Spring 2020: Data Mining [CS484]

General Description and Preliminary List of Topics

Data mining is the process of automatically discovering useful information in large data repositories. The course covers key concepts and algorithms at the core of data mining.

Topics include: classification, clustering, association analysis, anomaly detection.

Outcomes

  1. The ability to apply computing principles, probability and statistics relevant to the data mining discipline to analyze data.
  2. A thorough understanding of model programming with data mining tools, algorithms for estimation, prediction, and pattern discovery.
  3. The ability to analyze a problem, identifying and defining the computing requirements appropriate to its solution: data collection and preparation, functional requirements, selection of models and prediction algorithms, software, and performance evaluation.
  4. The ability to understand performance metrics used in the data mining field to interpret the results of applying an algorithm or model, to compare methods and to reach conclusions about data.
  5. The ability to communicate effectively to an audience the steps and results followed in solving a data mining problem (through a term project).

Grading

Assignments: 40%
Exam: 25%
Project: 35%
Extra credit: participation; competition winners for homework

The exam is in class and closed book.
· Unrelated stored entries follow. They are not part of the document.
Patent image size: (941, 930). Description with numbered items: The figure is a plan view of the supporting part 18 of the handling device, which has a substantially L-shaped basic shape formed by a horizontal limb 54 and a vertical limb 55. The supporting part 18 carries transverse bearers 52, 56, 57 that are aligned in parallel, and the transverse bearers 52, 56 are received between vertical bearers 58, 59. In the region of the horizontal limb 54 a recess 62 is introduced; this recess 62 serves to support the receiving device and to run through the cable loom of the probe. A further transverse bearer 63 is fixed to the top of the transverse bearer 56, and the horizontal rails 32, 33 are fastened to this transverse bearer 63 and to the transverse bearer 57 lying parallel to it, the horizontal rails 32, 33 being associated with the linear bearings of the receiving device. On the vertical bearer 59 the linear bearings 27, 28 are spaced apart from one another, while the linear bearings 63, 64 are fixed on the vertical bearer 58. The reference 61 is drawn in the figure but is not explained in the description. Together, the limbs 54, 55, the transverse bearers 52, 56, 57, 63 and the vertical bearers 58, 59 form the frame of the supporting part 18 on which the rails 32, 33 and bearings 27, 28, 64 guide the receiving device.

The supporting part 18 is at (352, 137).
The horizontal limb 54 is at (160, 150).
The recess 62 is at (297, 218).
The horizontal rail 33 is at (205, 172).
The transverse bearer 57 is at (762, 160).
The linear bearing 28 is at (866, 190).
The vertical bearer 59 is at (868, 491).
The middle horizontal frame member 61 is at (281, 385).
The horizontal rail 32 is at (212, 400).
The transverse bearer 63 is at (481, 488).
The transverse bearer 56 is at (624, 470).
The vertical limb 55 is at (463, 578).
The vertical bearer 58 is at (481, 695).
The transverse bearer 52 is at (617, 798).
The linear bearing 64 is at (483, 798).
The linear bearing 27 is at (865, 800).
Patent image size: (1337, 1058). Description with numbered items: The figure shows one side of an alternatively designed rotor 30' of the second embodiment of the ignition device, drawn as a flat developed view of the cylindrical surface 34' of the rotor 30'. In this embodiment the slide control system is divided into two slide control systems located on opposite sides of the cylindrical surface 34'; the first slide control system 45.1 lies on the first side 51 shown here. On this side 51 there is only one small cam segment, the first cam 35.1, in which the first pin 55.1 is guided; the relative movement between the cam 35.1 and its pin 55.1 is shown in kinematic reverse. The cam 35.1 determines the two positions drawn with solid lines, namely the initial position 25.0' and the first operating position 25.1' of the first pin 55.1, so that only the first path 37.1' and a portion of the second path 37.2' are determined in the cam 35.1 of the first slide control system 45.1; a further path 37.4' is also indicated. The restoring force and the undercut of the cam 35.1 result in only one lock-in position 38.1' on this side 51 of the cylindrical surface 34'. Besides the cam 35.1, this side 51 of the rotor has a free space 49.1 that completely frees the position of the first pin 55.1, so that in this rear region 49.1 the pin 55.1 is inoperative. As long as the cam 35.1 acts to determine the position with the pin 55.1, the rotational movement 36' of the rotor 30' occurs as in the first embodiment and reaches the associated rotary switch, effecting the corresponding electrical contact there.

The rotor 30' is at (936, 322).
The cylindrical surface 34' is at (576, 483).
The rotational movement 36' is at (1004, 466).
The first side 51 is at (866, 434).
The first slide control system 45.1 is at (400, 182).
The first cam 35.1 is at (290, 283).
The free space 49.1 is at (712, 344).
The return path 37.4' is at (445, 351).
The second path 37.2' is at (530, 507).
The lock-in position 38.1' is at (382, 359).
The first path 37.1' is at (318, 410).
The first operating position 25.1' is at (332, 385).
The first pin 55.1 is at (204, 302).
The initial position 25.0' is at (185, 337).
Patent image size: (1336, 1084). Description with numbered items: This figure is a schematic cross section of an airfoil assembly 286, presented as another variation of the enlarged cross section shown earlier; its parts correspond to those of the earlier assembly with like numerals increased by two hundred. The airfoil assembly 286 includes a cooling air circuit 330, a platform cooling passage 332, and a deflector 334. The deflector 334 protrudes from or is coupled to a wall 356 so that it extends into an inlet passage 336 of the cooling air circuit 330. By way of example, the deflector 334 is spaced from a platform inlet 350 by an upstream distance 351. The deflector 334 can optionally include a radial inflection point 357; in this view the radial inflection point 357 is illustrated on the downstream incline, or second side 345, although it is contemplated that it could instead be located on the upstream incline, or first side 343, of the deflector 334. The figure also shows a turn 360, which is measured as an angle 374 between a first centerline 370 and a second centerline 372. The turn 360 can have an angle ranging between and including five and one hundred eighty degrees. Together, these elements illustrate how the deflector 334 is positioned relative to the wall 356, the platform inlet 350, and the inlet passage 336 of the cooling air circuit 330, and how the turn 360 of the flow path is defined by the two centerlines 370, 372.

A missed exam cannot be made up. All assignments must be performed individually unless otherwise specified.

Honor Code Statement

The GMU Honor Code is in effect at all times. In addition, the CS department has its own Honor Code policies regarding programming projects. Any deviation from the GMU or the CS department Honor Code is considered a Honor Code violation.

Disabilities

If you have a documented learning disability or other condition which may affect academic performance, make sure this documentation is on file with the Office of Disability Services and come talk to me about accommodations.